Homeluxury bag → Naomi Campbell or the age of impatience

Naomi Campbell or the age of impatience

Analysis
Closing out the McQueen show, the supermodel concludes an active fashion week season, standing out as the only model of her generation to maintain a professional pace comparable to that of younger models. Is her example enough of her to alleviate ageism in fashion?

By Alba Correa Naomi Campbell o la edad de la impaciencia Naomi Campbell o la edad de la impaciencia

In one of those videos that cyclically emerges and repeats on the Internet, a charming and smiling Naomi Campbell assures him, in the context of a 2000 television interview with Barbara Walters on ABC, that she wouldn't mind being remembered in the future for “being a bitch”. "A very hard-working and loyal bitch," the supermodel clarified with a smile. The interview, -which intended to address the Campbell scandals from a slightly more sophisticated approach than the traditional racist stereotype of angry black woman-, is what could be described today as iconic precisely because of that response, in which the model not only appropriates of a term commonly used to discredit us women, but also resignifies it as something positive, assuring that being a slut had protected her at the beginning of her career, and that she had no interest in appearing to be a "sweet and good girl" .

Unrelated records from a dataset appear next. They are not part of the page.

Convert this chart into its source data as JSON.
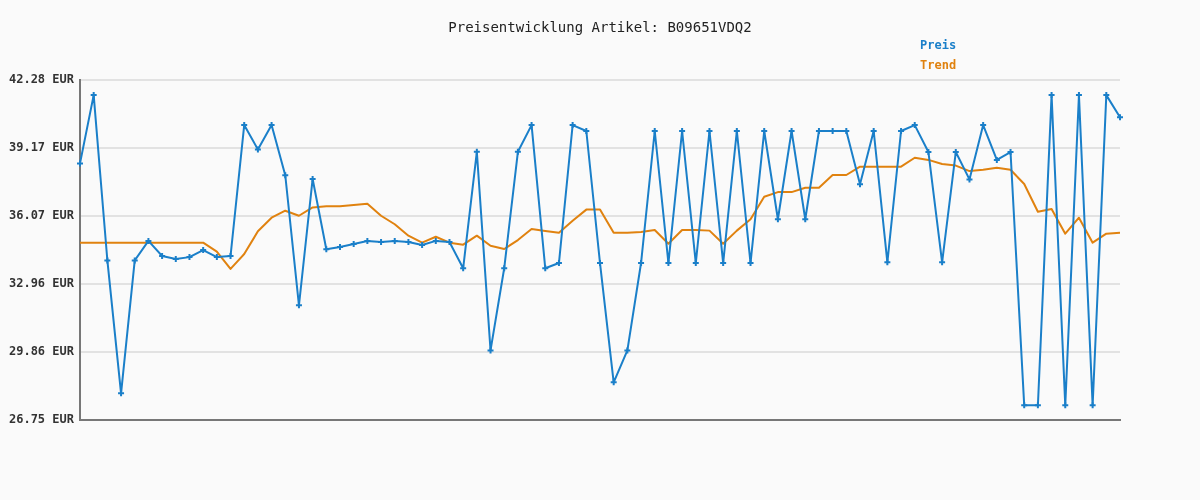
{
  "chart_data": {
    "type": "line",
    "title": "Preisentwicklung Artikel: B09651VDQ2",
    "categories": [
      null,
      null,
      null,
      null,
      null,
      null,
      null,
      null,
      null,
      null,
      null,
      null,
      null,
      null,
      null,
      null,
      null,
      null,
      null,
      null,
      null,
      null,
      null,
      null,
      null,
      null,
      null,
      null,
      null,
      null,
      null,
      null,
      null,
      null,
      null,
      null,
      null,
      null,
      null,
      null,
      null,
      null,
      null,
      null,
      null,
      null,
      null,
      null,
      null,
      null,
      null,
      null,
      null,
      null,
      null,
      null,
      null,
      null,
      null,
      null,
      null,
      null,
      null,
      null,
      null,
      null,
      null,
      null,
      null,
      null,
      null,
      null,
      null,
      null,
      null,
      null,
      null
    ],
    "series": [
      {
        "name": "Preis",
        "color": "#1a7fc9",
        "marker": "cross",
        "values": [
          38.47,
          41.59,
          34.04,
          27.97,
          34.04,
          34.93,
          34.24,
          34.1,
          34.19,
          34.51,
          34.19,
          34.24,
          40.22,
          39.11,
          40.22,
          37.93,
          31.99,
          37.76,
          34.55,
          34.65,
          34.79,
          34.93,
          34.88,
          34.93,
          34.88,
          34.74,
          34.93,
          34.88,
          33.68,
          39.0,
          29.93,
          33.68,
          39.0,
          40.22,
          33.68,
          33.92,
          40.22,
          39.95,
          33.92,
          28.47,
          29.93,
          33.92,
          39.95,
          33.92,
          39.95,
          33.92,
          39.95,
          33.92,
          39.95,
          33.92,
          39.95,
          35.92,
          39.95,
          35.92,
          39.95,
          39.95,
          39.95,
          37.52,
          39.95,
          33.95,
          39.95,
          40.22,
          38.99,
          33.95,
          38.99,
          37.74,
          40.22,
          38.63,
          38.99,
          27.42,
          27.42,
          41.59,
          27.42,
          41.59,
          27.42,
          41.59,
          40.58
        ]
      },
      {
        "name": "Trend",
        "color": "#e0820f",
        "marker": "none",
        "values": [
          34.85,
          34.85,
          34.85,
          34.85,
          34.85,
          34.85,
          34.85,
          34.85,
          34.85,
          34.85,
          34.44,
          33.65,
          34.33,
          35.37,
          35.99,
          36.31,
          36.08,
          36.46,
          36.51,
          36.51,
          36.57,
          36.63,
          36.08,
          35.69,
          35.17,
          34.85,
          35.12,
          34.85,
          34.76,
          35.17,
          34.71,
          34.56,
          34.97,
          35.47,
          35.38,
          35.3,
          35.85,
          36.36,
          36.36,
          35.3,
          35.3,
          35.34,
          35.43,
          34.8,
          35.43,
          35.43,
          35.4,
          34.8,
          35.4,
          35.92,
          36.95,
          37.16,
          37.16,
          37.36,
          37.36,
          37.94,
          37.94,
          38.32,
          38.32,
          38.32,
          38.32,
          38.73,
          38.63,
          38.44,
          38.37,
          38.12,
          38.18,
          38.27,
          38.18,
          37.53,
          36.26,
          36.39,
          35.26,
          35.99,
          34.85,
          35.26,
          35.3
        ]
      }
    ],
    "ylim": [
      26.75,
      42.28
    ],
    "yticks": [
      {
        "value": 26.75,
        "label": "26.75 EUR"
      },
      {
        "value": 29.86,
        "label": "29.86 EUR"
      },
      {
        "value": 32.96,
        "label": "32.96 EUR"
      },
      {
        "value": 36.07,
        "label": "36.07 EUR"
      },
      {
        "value": 39.17,
        "label": "39.17 EUR"
      },
      {
        "value": 42.28,
        "label": "42.28 EUR"
      }
    ],
    "grid": "y",
    "legend": "top right",
    "tick_labels": "y",
    "line_style": "solid"
  }
}
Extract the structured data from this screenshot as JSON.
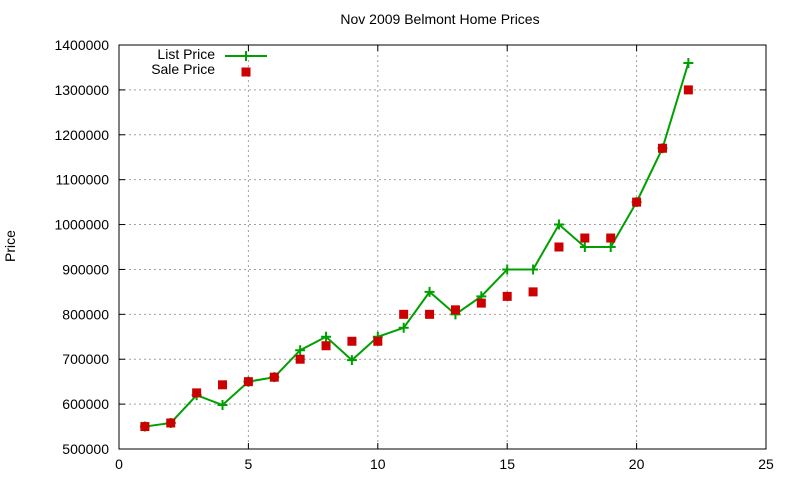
{
  "chart_data": {
    "type": "line",
    "title": "Nov 2009 Belmont Home Prices",
    "xlabel": "",
    "ylabel": "Price",
    "xlim": [
      0,
      25
    ],
    "ylim": [
      500000,
      1400000
    ],
    "xticks": [
      0,
      5,
      10,
      15,
      20,
      25
    ],
    "yticks": [
      500000,
      600000,
      700000,
      800000,
      900000,
      1000000,
      1100000,
      1200000,
      1300000,
      1400000
    ],
    "grid": true,
    "legend_position": "top-left",
    "x": [
      1,
      2,
      3,
      4,
      5,
      6,
      7,
      8,
      9,
      10,
      11,
      12,
      13,
      14,
      15,
      16,
      17,
      18,
      19,
      20,
      21,
      22
    ],
    "series": [
      {
        "name": "List Price",
        "style": "line+cross",
        "color": "#00a000",
        "values": [
          550000,
          558000,
          620000,
          598000,
          650000,
          660000,
          720000,
          750000,
          698000,
          750000,
          770000,
          850000,
          800000,
          840000,
          900000,
          900000,
          1000000,
          950000,
          950000,
          1050000,
          1170000,
          1360000
        ]
      },
      {
        "name": "Sale Price",
        "style": "square-points",
        "color": "#cc0000",
        "values": [
          550000,
          558000,
          625000,
          643000,
          650000,
          660000,
          700000,
          730000,
          740000,
          740000,
          800000,
          800000,
          810000,
          825000,
          840000,
          850000,
          950000,
          970000,
          970000,
          1050000,
          1170000,
          1300000
        ]
      }
    ]
  },
  "legend": {
    "list_label": "List Price",
    "sale_label": "Sale Price"
  },
  "colors": {
    "list": "#00a000",
    "sale": "#cc0000",
    "grid": "#a0a0a0",
    "axis": "#000000"
  }
}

But, as iconic as it was, the answer was wrong, since twenty years after its broadcast nothing and no one would have to remind us of the extremely hardworking bitch that Naomi Campbell can become except herself, who at 51 is still active as model and, it seems, far from retiring from the catwalks. In this show season alone, Campbell has walked as many runways as any young model at the peak of her career. Specifically, five mythical and very relevant firms throughout her life in modeling such as Versace, Fendi, Balmain, Lanvin and Alexander McQueen, whose parade closed last night in an appearance that has been widely commented on throughout the length and breadth of the specialized press.

Naomi Campbell o la edad de la impaciencia

In the trajectory of a woman who came into the world with the inevitable fate of changing it, this seems like just one more chapter of that prolific legacy that she is treasuring in her lifetime. The one who was a pioneer in the nineties in the transformation of the rickety canons of beauty, being the only black model to be part of the group considered as the original supermodels, photographed by Peter Lindbergh for Vogue in the early nineties, and the woman who took the nickname "bitch" to make it her own and put it at the service of a generation of women tired of asking for forgiveness and permission, seems to have focused on the battle against ageism. Not only because of her recent maternity, at the age of fifty, which she has not ceased to be involved in some controversy, but precisely because of her still very hectic professional activity.

In an industry where age ostracizes careers, impacting the models of beauty accessible to those who inevitably come into contact with them, being an aspirational mirror for generations who are as a rule pushed out of the fashion universe, and being so active and enthusiastic, contributes in some way to alleviate the old narrative that parks the emotion of the life of women once their youth is over. Of her peers from the supermodel generation, she is the only one who continues to make the catwalk a regular sight to meet.

Little by little, the urgency for diverse beauty references seems to permeate the sector, and although the size and presence of racialized models is presented as the immediate remedy in an industry in which pretending that you have solved a problem is sometimes more important to really solve it, from its structure, other bodies and other realities continue to be excluded. Age continues to be one of those barriers that prevent us from talking about real diversity. Which could lead us to the question, although we applaud Campbell's gesture for continuing with her professional activity; Can we consider that having a model like her really represents fifty-year-old women in the world of fashion and luxury? Do her face and her body set a new realistic and healthy standard for fashion consumers her age or is she another unattainable role model? Or what amounts to the same thing, does Campbell's presence as a standard-bearer middle-aged model confer the right to grow old in fashion? Or does her example fall short? As the beginning of a path, it is not at all irrelevant, but the distance to travel is long and time, and the patience of those who demand change, is pressing.